Depois do Oscar dado a "Ainda Estou Aqui" e após o fenômeno pop que "O Agente Secreto" virou, o universo repressivo da ditadura brasileira, nos anos 1970, vem mobilizando as maiores mostras internacionais da indústria audiovisual, a incendiar novas miradas sobre os porões da tortura e sobre controle estatal. Na 49ª Mostra de São Paulo, essa discussão vai ganhar corpo, poesia e, principalmente, um nome: "Honestino". Fusão de raro equilíbrio entre documentário e ficção, o longa-metragem do diretor amazonense Aurélio Michiles, com foco na luta do líder estudantil Honestino Guimarães (sequestrado em 1973, aos 26 anos), ferveu o Festival do Rio de 2025 em debates políticos de alta temperatura. Saiu do cine Odeon com o troféu Redentor de Melhor Montagem. Por uma toada de taquicardia, a edição de André Finotti, que assina o roteiro com Michiles, funde uma série de arquivos com dezenas de depoimentos de familiares, amigos e militantes num mosaico que se abre para a encenação, com o ator Bruno Gagliasso, em desempenho inflamável, no papel título.
A Mostra receberá esse coquetel Molotov de memória e indignação no dia 22, às 19h30, na sala 1 do Espaço Petrobras De Cinema, com mais uma projeção no dia 28, às 16h30, no Reserva Cultural 1. A cada sessão, sua trilha sonora, composta por Flavia Tygel, vai grudar nos tímpanos, com seu requinte melódico raro. É um biopic sobre um herói da resistência, mas é também um tratado "autogeográfico" sobre a geração de Michiles, que nasceu em Manaus, em 1952.

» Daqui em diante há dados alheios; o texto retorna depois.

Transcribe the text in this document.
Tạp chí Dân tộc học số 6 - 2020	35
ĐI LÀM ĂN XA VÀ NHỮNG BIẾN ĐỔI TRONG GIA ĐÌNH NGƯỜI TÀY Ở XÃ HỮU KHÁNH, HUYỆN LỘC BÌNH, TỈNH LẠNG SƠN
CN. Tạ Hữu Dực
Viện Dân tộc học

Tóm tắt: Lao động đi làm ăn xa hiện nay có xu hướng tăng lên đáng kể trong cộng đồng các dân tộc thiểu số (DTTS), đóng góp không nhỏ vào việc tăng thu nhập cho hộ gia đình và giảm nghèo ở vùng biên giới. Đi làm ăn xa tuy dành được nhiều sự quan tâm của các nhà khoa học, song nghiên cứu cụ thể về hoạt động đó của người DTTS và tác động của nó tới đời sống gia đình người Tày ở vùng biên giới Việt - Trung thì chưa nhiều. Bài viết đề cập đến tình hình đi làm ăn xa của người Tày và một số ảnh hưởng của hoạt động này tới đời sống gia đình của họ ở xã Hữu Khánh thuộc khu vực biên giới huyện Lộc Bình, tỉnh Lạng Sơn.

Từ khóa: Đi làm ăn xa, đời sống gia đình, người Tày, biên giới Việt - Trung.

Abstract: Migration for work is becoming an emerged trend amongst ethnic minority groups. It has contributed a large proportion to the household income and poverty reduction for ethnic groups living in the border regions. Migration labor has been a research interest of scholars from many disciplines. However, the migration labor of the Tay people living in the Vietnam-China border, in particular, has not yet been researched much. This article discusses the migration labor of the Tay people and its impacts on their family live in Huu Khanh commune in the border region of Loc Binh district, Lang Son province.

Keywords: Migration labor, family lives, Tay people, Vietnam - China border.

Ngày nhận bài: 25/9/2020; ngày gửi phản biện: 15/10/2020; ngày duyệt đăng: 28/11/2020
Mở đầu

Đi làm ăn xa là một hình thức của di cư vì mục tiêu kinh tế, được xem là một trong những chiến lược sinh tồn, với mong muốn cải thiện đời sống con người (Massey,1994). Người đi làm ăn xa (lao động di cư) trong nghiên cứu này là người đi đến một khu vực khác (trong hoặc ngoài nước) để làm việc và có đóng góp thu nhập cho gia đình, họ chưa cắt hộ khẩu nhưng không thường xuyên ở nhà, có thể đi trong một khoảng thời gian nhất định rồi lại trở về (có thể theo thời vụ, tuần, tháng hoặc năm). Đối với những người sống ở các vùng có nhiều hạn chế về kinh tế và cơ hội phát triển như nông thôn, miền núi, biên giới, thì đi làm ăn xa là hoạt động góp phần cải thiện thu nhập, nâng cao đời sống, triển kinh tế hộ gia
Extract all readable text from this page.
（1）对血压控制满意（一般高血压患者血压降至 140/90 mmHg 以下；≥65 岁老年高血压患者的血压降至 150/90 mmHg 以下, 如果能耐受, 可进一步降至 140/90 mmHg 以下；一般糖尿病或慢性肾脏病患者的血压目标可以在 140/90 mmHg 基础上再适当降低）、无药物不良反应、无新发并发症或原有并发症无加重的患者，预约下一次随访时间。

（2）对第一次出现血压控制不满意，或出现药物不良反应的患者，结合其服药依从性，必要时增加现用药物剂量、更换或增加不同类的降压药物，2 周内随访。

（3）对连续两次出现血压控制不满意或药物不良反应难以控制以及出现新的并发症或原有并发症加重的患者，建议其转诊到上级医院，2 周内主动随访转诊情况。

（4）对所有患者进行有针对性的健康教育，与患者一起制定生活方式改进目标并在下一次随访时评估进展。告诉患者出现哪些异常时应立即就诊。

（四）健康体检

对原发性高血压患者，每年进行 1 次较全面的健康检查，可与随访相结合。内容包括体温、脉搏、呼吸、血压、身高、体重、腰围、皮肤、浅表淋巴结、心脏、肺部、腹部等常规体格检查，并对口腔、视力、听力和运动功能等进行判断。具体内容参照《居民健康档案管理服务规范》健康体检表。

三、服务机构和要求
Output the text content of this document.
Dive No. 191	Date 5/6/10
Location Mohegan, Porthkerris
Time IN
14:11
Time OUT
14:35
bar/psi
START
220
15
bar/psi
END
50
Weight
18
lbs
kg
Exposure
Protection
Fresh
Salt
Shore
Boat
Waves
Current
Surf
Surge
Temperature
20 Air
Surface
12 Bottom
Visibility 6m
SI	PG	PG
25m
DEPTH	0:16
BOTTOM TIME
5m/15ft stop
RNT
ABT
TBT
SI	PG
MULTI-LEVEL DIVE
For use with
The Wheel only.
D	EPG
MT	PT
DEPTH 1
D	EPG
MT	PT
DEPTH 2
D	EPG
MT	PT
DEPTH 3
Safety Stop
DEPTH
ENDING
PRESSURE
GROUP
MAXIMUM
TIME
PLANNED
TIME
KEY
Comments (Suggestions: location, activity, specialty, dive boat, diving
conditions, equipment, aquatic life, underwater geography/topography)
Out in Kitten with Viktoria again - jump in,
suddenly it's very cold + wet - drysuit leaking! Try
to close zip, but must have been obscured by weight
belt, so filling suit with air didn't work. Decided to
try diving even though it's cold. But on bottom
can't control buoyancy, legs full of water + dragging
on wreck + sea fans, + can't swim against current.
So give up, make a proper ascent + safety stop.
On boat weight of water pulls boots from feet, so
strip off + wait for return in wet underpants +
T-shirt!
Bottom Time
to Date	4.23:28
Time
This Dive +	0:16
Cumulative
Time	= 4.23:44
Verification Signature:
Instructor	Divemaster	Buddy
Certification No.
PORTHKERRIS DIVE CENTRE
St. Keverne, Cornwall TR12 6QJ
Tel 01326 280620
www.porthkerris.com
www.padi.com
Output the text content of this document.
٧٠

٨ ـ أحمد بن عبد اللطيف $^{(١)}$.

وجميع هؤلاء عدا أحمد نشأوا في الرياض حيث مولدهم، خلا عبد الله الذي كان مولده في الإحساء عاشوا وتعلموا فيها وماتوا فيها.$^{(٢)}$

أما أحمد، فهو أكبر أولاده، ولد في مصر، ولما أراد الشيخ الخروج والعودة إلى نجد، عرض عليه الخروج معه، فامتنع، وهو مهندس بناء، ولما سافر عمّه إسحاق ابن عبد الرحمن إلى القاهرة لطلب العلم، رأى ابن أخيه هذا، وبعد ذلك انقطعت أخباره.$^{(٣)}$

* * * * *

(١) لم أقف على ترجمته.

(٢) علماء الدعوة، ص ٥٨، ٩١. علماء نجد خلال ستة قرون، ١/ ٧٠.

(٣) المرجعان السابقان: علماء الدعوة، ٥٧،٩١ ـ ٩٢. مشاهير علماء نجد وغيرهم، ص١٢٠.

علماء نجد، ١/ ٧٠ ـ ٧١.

Formado em Arquitetura pela Universidade de Brasília e em Artes Cênicas pela Escola de Artes Visuais do Parque Lage, Michiles dirigiu filmes como "O Cineasta da Selva" (1997), "Teatro Amazonas" (2002) e "Segredos do Putumayo" (2020), premiado pela APCA em 2022. Atuou também na TV e hoje vive em terras paulistanas. Por e-mail, ele explicou ao Correio da Manhã a bússola de esperança que guia "Honestino".
Qual foi a primeira vez em que o nome do Honestino mobilizou suas atenções?
Aurélio Michiles - A história de Honestino Guimarães ou "Gui" (era como todos nós o conhecíamos) sempre esteve entre os meus projetos para realizar um filme. Quando cheguei em Brasília, em 1968, aos 16 anos, vindo de Manaus junto com amigos - um deles é o hoje escritor Milton Hatoum -, logo conseguimos criar relações de amizades no movimento estudantil secundarista (ensino médio). Ali, o Honestino já era a grande referência, o líder estudantil da UnB, a Universidade de Brasília. Inclusive o quarto que alugamos na W3-Sul, servia de refúgio para as reuniões clandestinas organizadas pelo Honestino.
Como foi o processo de direção de Bruno Gagliasso para a criação da persona de Honestino, numa relação de simbiose com os depoimentos e com as imagens de arquivo?
A simbiose principal foi a conexão entre o diretor e o ator. Como se diz, aconteceu uma química, e, a partir daí, foram conversas e trocas de mensagens (cartas pessoais e poemas do Honestino) e arquivos (fotos). O Bruno assimilou a atmosfera da personagem e incorporou em momentos distintos a dramaticidade narrativa do filme. O meu trabalho de diretor foi sempre lembrá-lo que o personagem não era triste, mas ao contrário, alegre, carismático.
De que maneira o teu filme dialoga, de modo consciente, com os registros anteriores que o cinema brasileiro fez da ditadura? O que significa fazer um documentário sobre nossa épica política nos tempos polarizados de hoje?
O filme "Honestino" conscientemente segue na busca em querer refletir sobre um período ditatorial vivido pela minha geração. Honestino Guimarães foi assassinado aos 26 anos. Foi um líder estudantil que se recusou a se exilar para manter viva a resistência do movimento estudantil, e isso faz dele uma referência, um exemplo para as novas gerações. No Brasil atual, quando muitos querem reescrever a nossa história, cada filme realizado sobre aquela época é uma luz que ilumina a escuridão do silenciamento. Isso nos faz querer continuar a falar sobre o que foram aqueles anos de violência e intolerância.